Sementara itu, Dr Saurav Luthra dari Divisi Pulmonary, Critical Care, dan Sleep Medicine dari University of Kansas Health System, menjelaskan beberapa mekanisme potensial ini. Menurut dia, penelitian saat ini menunjukkan bahwa tidur yang sehat sangat penting untuk mengistirahatkan jantung dan otak. Dengan kurangnya tidur, mungkin ada peningkatan peradangan, pelepasan hormon stres, dan penurunan pembersihan racun dari otak.

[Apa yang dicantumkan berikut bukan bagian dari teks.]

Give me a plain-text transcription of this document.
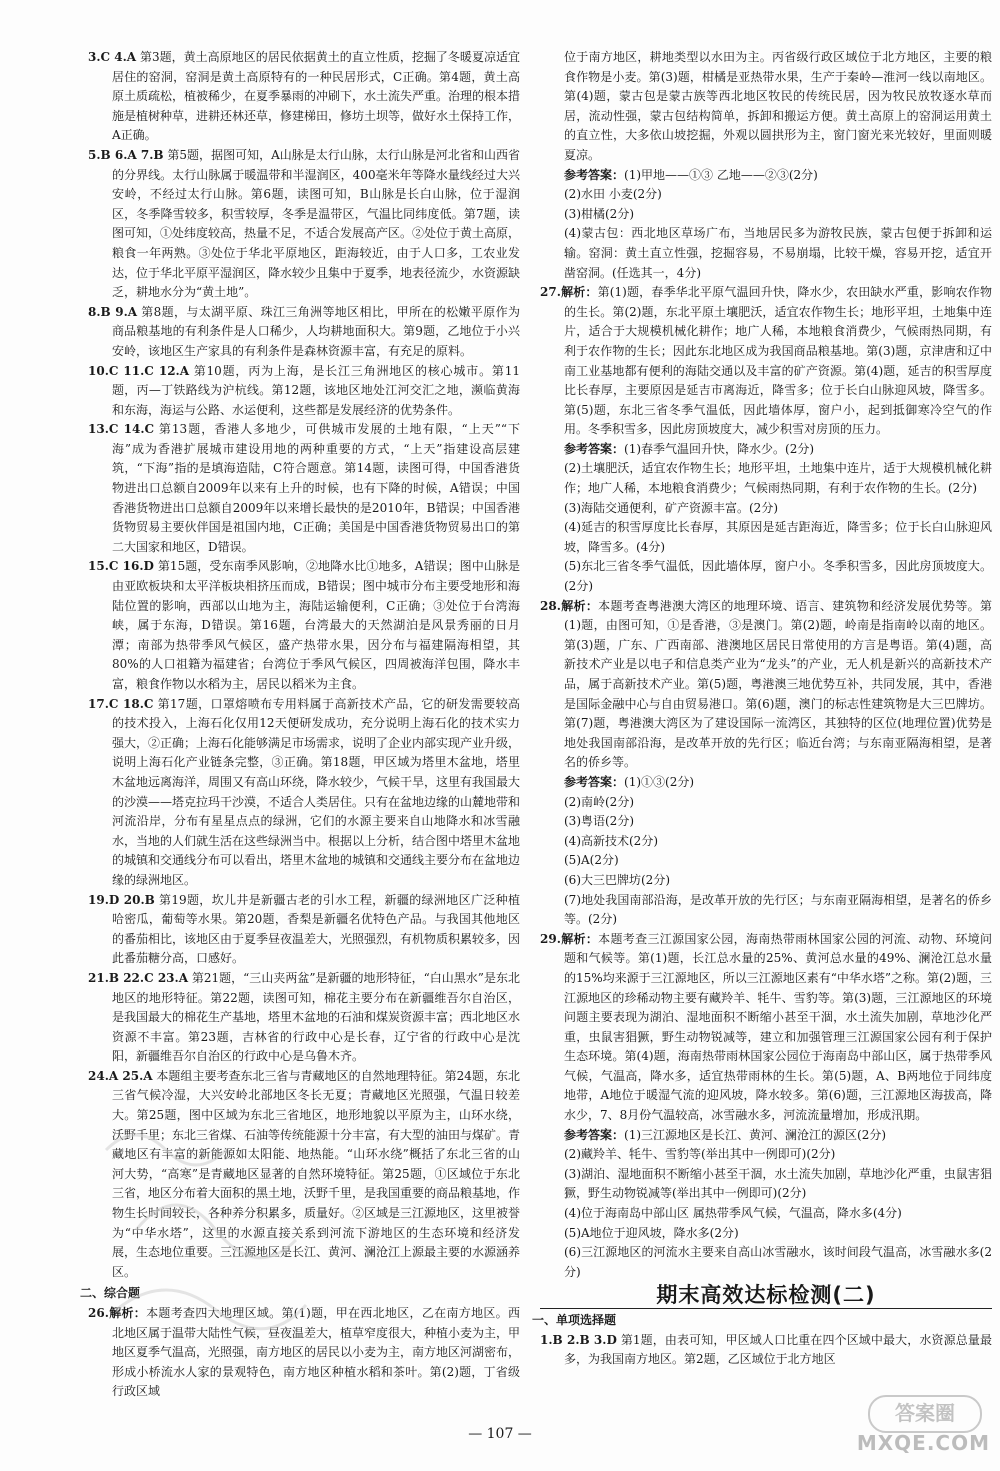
3.C 4.A 第3题，黄土高原地区的居民依据黄土的直立性质，挖掘了冬暖夏凉适宜居住的窑洞，窑洞是黄土高原特有的一种民居形式，C正确。第4题，黄土高原土质疏松，植被稀少，在夏季暴雨的冲刷下，水土流失严重。治理的根本措施是植树种草，进耕还林还草，修建梯田，修坊土坝等，做好水土保持工作，A正确。
5.B 6.A 7.B 第5题，据图可知，A山脉是太行山脉，太行山脉是河北省和山西省的分界线。太行山脉属于暖温带和半湿润区，400毫米年等降水量线经过大兴安岭，不经过太行山脉。第6题，读图可知，B山脉是长白山脉，位于湿润区，冬季降雪较多，积雪较厚，冬季是温带区，气温比同纬度低。第7题，读图可知，①处纬度较高，热量不足，不适合发展高产区。②处位于黄土高原，粮食一年两熟。③处位于华北平原地区，距海较近，由于人口多，工农业发达，位于华北平原平湿润区，降水较少且集中于夏季，地表径流少，水资源缺乏，耕地水分为“黄土地”。
8.B 9.A 第8题，与太湖平原、珠江三角洲等地区相比，甲所在的松嫩平原作为商品粮基地的有利条件是人口稀少，人均耕地面积大。第9题，乙地位于小兴安岭，该地区生产家具的有利条件是森林资源丰富，有充足的原料。
10.C 11.C 12.A 第10题，丙为上海，是长江三角洲地区的核心城市。第11题，丙—丁铁路线为沪杭线。第12题，该地区地处江河交汇之地，濒临黄海和东海，海运与公路、水运便利，这些都是发展经济的优势条件。
13.C 14.C 第13题，香港人多地少，可供城市发展的土地有限，“上天”“下海”成为香港扩展城市建设用地的两种重要的方式，“上天”指建设高层建筑，“下海”指的是填海造陆，C符合题意。第14题，读图可得，中国香港货物进出口总额自2009年以来有上升的时候，也有下降的时候，A错误；中国香港货物进出口总额自2009年以来增长最快的是2010年，B错误；中国香港货物贸易主要伙伴国是祖国内地，C正确；美国是中国香港货物贸易出口的第二大国家和地区，D错误。
15.C 16.D 第15题，受东南季风影响，②地降水比①地多，A错误；图中山脉是由亚欧板块和太平洋板块相挤压而成，B错误；图中城市分布主要受地形和海陆位置的影响，西部以山地为主，海陆运输便利，C正确；③处位于台湾海峡，属于东海，D错误。第16题，台湾最大的天然湖泊是风景秀丽的日月潭；南部为热带季风气候区，盛产热带水果，因分布与福建隔海相望，其80%的人口祖籍为福建省；台湾位于季风气候区，四周被海洋包围，降水丰富，粮食作物以水稻为主，居民以稻米为主食。
17.C 18.C 第17题，口罩熔喷布专用料属于高新技术产品，它的研发需要较高的技术投入，上海石化仅用12天便研发成功，充分说明上海石化的技术实力强大，②正确；上海石化能够满足市场需求，说明了企业内部实现产业升级，说明上海石化产业链条完整，③正确。第18题，甲区域为塔里木盆地，塔里木盆地远离海洋，周围又有高山环绕，降水较少，气候干旱，这里有我国最大的沙漠——塔克拉玛干沙漠，不适合人类居住。只有在盆地边缘的山麓地带和河流沿岸，分布有星星点点的绿洲，它们的水源主要来自山地降水和冰雪融水，当地的人们就生活在这些绿洲当中。根据以上分析，结合图中塔里木盆地的城镇和交通线分布可以看出，塔里木盆地的城镇和交通线主要分布在盆地边缘的绿洲地区。
19.D 20.B 第19题，坎儿井是新疆古老的引水工程，新疆的绿洲地区广泛种植哈密瓜，葡萄等水果。第20题，香梨是新疆名优特色产品。与我国其他地区的番茄相比，该地区由于夏季昼夜温差大，光照强烈，有机物质积累较多，因此番茄糖分高，口感好。
21.B 22.C 23.A 第21题，“三山夹两盆”是新疆的地形特征，“白山黑水”是东北地区的地形特征。第22题，读图可知，棉花主要分布在新疆维吾尔自治区，是我国最大的棉花生产基地，塔里木盆地的石油和煤炭资源丰富；西北地区水资源不丰富。第23题，吉林省的行政中心是长春，辽宁省的行政中心是沈阳，新疆维吾尔自治区的行政中心是乌鲁木齐。
24.A 25.A 本题组主要考查东北三省与青藏地区的自然地理特征。第24题，东北三省气候冷湿，大兴安岭北部地区冬长无夏；青藏地区光照强，气温日较差大。第25题，图中区域为东北三省地区，地形地貌以平原为主，山环水绕，沃野千里；东北三省煤、石油等传统能源十分丰富，有大型的油田与煤矿。青藏地区有丰富的新能源如太阳能、地热能。“山环水绕”概括了东北三省的山河大势，“高寒”是青藏地区显著的自然环境特征。第25题，①区域位于东北三省，地区分布着大面积的黑土地，沃野千里，是我国重要的商品粮基地，作物生长时间较长，各种养分积累多，质量好。②区域是三江源地区，这里被誉为“中华水塔”，这里的水源直接关系到河流下游地区的生态环境和经济发展，生态地位重要。三江源地区是长江、黄河、澜沧江上源最主要的水源涵养区。
二、综合题
26.解析：本题考查四大地理区域。第(1)题，甲在西北地区，乙在南方地区。西北地区属于温带大陆性气候，昼夜温差大，植草窄度很大，种植小麦为主，甲地区夏季气温高，光照强，南方地区的居民以小麦为主，南方地区河湖密布，形成小桥流水人家的景观特色，南方地区种植水稻和茶叶。第(2)题，丁省级行政区域
位于南方地区，耕地类型以水田为主。丙省级行政区域位于北方地区，主要的粮食作物是小麦。第(3)题，柑橘是亚热带水果，生产于秦岭—淮河一线以南地区。第(4)题，蒙古包是蒙古族等西北地区牧民的传统民居，因为牧民放牧逐水草而居，流动性强，蒙古包结构简单，拆卸和搬运方便。黄土高原上的窑洞运用黄土的直立性，大多依山坡挖掘，外观以圆拱形为主，窗门窗光来光较好，里面则暖夏凉。
参考答案：(1)甲地——①③ 乙地——②③(2分)

(2)水田 小麦(2分)

(3)柑橘(2分)

(4)蒙古包：西北地区草场广布，当地居民多为游牧民族，蒙古包便于拆卸和运输。窑洞：黄土直立性强，挖掘容易，不易崩塌，比较干燥，容易开挖，适宜开凿窑洞。(任选其一，4分)

27.解析：第(1)题，春季华北平原气温回升快，降水少，农田缺水严重，影响农作物的生长。第(2)题，东北平原土壤肥沃，适宜农作物生长；地形平坦，土地集中连片，适合于大规模机械化耕作；地广人稀，本地粮食消费少，气候雨热同期，有利于农作物的生长；因此东北地区成为我国商品粮基地。第(3)题，京津唐和辽中南工业基地都有便利的海陆交通以及丰富的矿产资源。第(4)题，延吉的积雪厚度比长春厚，主要原因是延吉市离海近，降雪多；位于长白山脉迎风坡，降雪多。第(5)题，东北三省冬季气温低，因此墙体厚，窗户小，起到抵御寒冷空气的作用。冬季积雪多，因此房顶坡度大，减少积雪对房顶的压力。
参考答案：(1)春季气温回升快，降水少。(2分)

(2)土壤肥沃，适宜农作物生长；地形平坦，土地集中连片，适于大规模机械化耕作；地广人稀，本地粮食消费少；气候雨热同期，有利于农作物的生长。(2分)

(3)海陆交通便利，矿产资源丰富。(2分)

(4)延吉的积雪厚度比长春厚，其原因是延吉距海近，降雪多；位于长白山脉迎风坡，降雪多。(4分)

(5)东北三省冬季气温低，因此墙体厚，窗户小。冬季积雪多，因此房顶坡度大。(2分)

28.解析：本题考查粤港澳大湾区的地理环境、语言、建筑物和经济发展优势等。第(1)题，由图可知，①是香港，③是澳门。第(2)题，岭南是指南岭以南的地区。第(3)题，广东、广西南部、港澳地区居民日常使用的方言是粤语。第(4)题，高新技术产业是以电子和信息类产业为“龙头”的产业，无人机是新兴的高新技术产品，属于高新技术产业。第(5)题，粤港澳三地优势互补，共同发展，其中，香港是国际金融中心与自由贸易港口。第(6)题，澳门的标志性建筑物是大三巴牌坊。第(7)题，粤港澳大湾区为了建设国际一流湾区，其独特的区位(地理位置)优势是地处我国南部沿海，是改革开放的先行区；临近台湾；与东南亚隔海相望，是著名的侨乡等。
参考答案：(1)①③(2分)

(2)南岭(2分)

(3)粤语(2分)

(4)高新技术(2分)

(5)A(2分)

(6)大三巴牌坊(2分)

(7)地处我国南部沿海，是改革开放的先行区；与东南亚隔海相望，是著名的侨乡等。(2分)

29.解析：本题考查三江源国家公园，海南热带雨林国家公园的河流、动物、环境问题和气候等。第(1)题，长江总水量的25%、黄河总水量的49%、澜沧江总水量的15%均来源于三江源地区，所以三江源地区素有“中华水塔”之称。第(2)题，三江源地区的珍稀动物主要有藏羚羊、牦牛、雪豹等。第(3)题，三江源地区的环境问题主要表现为湖泊、湿地面积不断缩小甚至干涸，水土流失加剧，草地沙化严重，虫鼠害猖獗，野生动物锐减等，建立和加强管理三江源国家公园有利于保护生态环境。第(4)题，海南热带雨林国家公园位于海南岛中部山区，属于热带季风气候，气温高，降水多，适宜热带雨林的生长。第(5)题，A、B两地位于同纬度地带，A地位于暖湿气流的迎风坡，降水较多。第(6)题，三江源地区海拔高，降水少，7、8月份气温较高，冰雪融水多，河流流量增加，形成汛期。
参考答案：(1)三江源地区是长江、黄河、澜沧江的源区(2分)

(2)藏羚羊、牦牛、雪豹等(举出其中一例即可)(2分)

(3)湖泊、湿地面积不断缩小甚至干涸，水土流失加剧，草地沙化严重，虫鼠害猖獗，野生动物锐减等(举出其中一例即可)(2分)

(4)位于海南岛中部山区 属热带季风气候，气温高，降水多(4分)

(5)A地位于迎风坡，降水多(2分)

(6)三江源地区的河流水主要来自高山冰雪融水，该时间段气温高，冰雪融水多(2分)

期末高效达标检测(二)
一、单项选择题
1.B 2.B 3.D 第1题，由表可知，甲区域人口比重在四个区域中最大，水资源总量最多，为我国南方地区。第2题，乙区域位于北方地区
— 107 —
答案圈
MXQE.COM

“Ini dapat memicu fluktuasi detak jantung dan peningkatan tekanan darah di malam hari. Juga dapat menyebabkan penyakit jantung seperti tekanan darah yang tidak terkontrol seperti hipertensi, irama jantung yang tidak teratur seperti fibrilasi atrium, dan kemungkinan kognisi yang buruk [atau] kesulitan memori,” kata Dr Luthra.
Dr Rigved Tadwalkar, seorang ahli jantung bersertifikat di Pusat Kesehatan Providence Saint John di Santa Monica, yang tidak terlibat dalam penelitian ini menambahkan bahwa kurang tidur mengganggu sistem saraf simpatik respons “lawan atau lari” tubuh. Peningkatan tonus sistem saraf simpatik bertanggung jawab atas sirkulasi katekolamin yang lebih tinggi, yang merupakan hormon yang menyebabkan peningkatan denyut jantung, tekanan darah, dan resistensi pembuluh darah.
“Secara tidak langsung, kurang tidur berkontribusi pada disregulasi hormon yang menyebabkan rasa lapar. Ini berkontribusi pada obesitas, yang merupakan faktor risiko kuat untuk penyakit kardiovaskular,” kata dia.